The PVP Office maintains databases for crops of both public and private varieties. The plant variety examiner uses these and other sources to determine which, if any, varieties are indistinguishable from the new one. If the examiner finds varieties which appear to be indistinguishable from the application variety, the applicant will be notified that supplemental data are necessary. To obtain additional data, applicants may use DNA profiling or other analyses to show distinctness. The USDA does not perform tests to confirm a variety's distinctness.


III.International Trade Agreements


A. World Trade Organization ("WTO") and General Agreement on Tariffs and Trade ("GATT")


The GATT is an international agreement that sets the rules for conducting international trade in goods only. The WTO is an international organization that incorporates the GATT. The WTO updates the agreement to include services and intellectual property.


B. Trade Related Aspects of Intellectual Property (TRIPs)


The WTO's TRIPs Agreement is an attempt to harmonize intellectual property rights globally and provide a dispute settlement system. TRIPs covers copyrights, trademarks, patents, integrated circuit designs, trade secrets, industrial designs, and geographic indications.
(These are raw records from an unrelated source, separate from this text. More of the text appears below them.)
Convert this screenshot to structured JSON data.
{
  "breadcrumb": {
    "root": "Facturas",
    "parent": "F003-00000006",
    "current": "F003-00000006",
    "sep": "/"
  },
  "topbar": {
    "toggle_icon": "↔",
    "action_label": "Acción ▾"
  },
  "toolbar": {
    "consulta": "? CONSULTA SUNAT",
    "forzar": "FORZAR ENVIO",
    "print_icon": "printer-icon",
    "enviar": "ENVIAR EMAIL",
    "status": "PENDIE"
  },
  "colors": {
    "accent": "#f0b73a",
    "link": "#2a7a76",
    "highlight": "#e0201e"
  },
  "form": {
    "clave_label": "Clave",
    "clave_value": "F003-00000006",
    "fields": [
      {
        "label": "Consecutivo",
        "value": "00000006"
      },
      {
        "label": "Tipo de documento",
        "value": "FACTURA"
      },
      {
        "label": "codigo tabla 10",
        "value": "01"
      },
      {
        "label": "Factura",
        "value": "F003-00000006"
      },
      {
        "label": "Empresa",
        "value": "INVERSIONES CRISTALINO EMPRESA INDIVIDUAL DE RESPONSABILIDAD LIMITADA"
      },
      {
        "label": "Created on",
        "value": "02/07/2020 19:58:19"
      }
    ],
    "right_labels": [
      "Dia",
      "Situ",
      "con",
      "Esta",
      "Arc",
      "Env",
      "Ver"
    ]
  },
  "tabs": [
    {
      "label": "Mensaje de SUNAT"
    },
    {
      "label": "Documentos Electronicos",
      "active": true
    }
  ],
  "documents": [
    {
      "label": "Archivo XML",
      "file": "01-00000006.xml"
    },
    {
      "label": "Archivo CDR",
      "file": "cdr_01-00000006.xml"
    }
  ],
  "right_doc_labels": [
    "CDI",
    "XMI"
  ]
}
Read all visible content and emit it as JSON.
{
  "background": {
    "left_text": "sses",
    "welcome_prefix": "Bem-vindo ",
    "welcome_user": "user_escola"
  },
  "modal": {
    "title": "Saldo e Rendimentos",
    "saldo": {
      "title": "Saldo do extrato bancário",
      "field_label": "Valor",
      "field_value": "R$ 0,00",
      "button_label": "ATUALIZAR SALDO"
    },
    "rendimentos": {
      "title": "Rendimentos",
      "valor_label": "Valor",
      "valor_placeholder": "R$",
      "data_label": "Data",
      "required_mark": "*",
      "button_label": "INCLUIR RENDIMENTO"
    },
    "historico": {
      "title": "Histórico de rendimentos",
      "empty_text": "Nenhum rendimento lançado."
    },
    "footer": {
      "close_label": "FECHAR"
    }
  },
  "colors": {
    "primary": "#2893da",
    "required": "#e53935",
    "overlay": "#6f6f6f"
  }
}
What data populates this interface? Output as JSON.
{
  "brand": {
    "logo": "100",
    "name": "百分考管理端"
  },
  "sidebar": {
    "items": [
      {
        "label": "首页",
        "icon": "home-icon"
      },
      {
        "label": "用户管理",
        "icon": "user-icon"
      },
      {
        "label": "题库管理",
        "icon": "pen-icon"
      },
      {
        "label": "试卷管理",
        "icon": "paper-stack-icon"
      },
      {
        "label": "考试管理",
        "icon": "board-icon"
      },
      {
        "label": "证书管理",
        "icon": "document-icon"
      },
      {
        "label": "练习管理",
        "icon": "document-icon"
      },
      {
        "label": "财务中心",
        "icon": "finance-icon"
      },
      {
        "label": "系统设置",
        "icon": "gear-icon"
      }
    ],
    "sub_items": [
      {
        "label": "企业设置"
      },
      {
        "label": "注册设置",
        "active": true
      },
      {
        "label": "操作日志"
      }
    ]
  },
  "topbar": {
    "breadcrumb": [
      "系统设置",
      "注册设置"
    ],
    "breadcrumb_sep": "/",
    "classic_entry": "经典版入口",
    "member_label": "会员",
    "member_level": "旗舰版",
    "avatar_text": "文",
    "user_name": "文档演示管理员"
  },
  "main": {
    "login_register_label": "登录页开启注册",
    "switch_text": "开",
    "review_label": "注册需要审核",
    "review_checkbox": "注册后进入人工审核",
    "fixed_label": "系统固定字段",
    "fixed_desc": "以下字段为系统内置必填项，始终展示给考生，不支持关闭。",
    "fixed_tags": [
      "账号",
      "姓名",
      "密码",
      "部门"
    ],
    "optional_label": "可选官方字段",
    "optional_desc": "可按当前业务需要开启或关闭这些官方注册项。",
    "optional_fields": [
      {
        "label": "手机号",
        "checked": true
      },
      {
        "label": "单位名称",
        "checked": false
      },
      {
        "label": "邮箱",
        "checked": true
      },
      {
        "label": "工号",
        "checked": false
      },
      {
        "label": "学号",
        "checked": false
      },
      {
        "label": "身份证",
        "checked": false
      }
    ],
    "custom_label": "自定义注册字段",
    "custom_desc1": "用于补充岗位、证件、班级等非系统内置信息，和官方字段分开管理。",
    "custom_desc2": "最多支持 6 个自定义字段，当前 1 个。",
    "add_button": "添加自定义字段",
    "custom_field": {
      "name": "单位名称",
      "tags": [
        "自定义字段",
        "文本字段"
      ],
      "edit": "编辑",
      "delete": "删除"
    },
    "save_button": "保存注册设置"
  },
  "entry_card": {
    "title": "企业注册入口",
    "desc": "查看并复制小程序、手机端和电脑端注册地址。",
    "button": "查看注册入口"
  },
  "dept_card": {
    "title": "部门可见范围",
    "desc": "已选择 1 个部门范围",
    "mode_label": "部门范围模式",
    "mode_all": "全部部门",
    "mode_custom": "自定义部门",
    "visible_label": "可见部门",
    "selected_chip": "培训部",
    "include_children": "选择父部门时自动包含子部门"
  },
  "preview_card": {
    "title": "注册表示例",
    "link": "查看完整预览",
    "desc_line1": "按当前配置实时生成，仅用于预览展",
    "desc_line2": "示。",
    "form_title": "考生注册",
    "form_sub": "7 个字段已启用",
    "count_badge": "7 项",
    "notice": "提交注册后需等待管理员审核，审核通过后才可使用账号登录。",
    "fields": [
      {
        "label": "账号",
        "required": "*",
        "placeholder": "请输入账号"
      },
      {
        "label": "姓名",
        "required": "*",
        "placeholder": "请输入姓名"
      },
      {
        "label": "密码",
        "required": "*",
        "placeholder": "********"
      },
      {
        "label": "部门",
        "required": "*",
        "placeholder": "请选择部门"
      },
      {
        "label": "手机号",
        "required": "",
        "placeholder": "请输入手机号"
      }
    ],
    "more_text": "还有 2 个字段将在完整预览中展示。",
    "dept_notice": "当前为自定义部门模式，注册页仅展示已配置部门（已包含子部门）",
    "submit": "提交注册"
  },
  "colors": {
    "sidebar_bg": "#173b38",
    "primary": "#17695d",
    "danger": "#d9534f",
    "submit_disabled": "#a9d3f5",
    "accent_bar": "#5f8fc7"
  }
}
WTO member countries may refuse a patent for an invention if its commercial exploitation is prohibited for reasons of public order or morality. A country may also exclude plants and animals (except microorganisms), and biological processes for producing plants or animals (except microbiological processes). However, if the country does not allow plant patents, the country must provide some protection. One permitted alternative is providing plant breeder's rights under the International Union for the Protection for New Varieties of Plants ("UPOV"). If a country did not protect plants before 1 January 1995, it may delay plant protection until 1 January 2005.


Articles 22 to 24 of TRIPs refer to protection of indicators of geographic origin. This portion of TRIPs protects geographic indications which identify a product as originating from a member-state where a reputation is attached to that geographic origin. Member-states may pursue legal recourse to discontinue the use of misleading geographic indications. Data Protection Officer Ireland


C. Provisions For Developing Nations


TRIPs includes special transitional provisions for the introductory period of TRIPs. Normally, members' laws and procedures needed to comply with TRIPs by 1 January 1996. Developing countries have until 1 January 2000 to adopt the TRIPs provisions. The least developed countries have until 1 January 2006 to comply with TRIPs.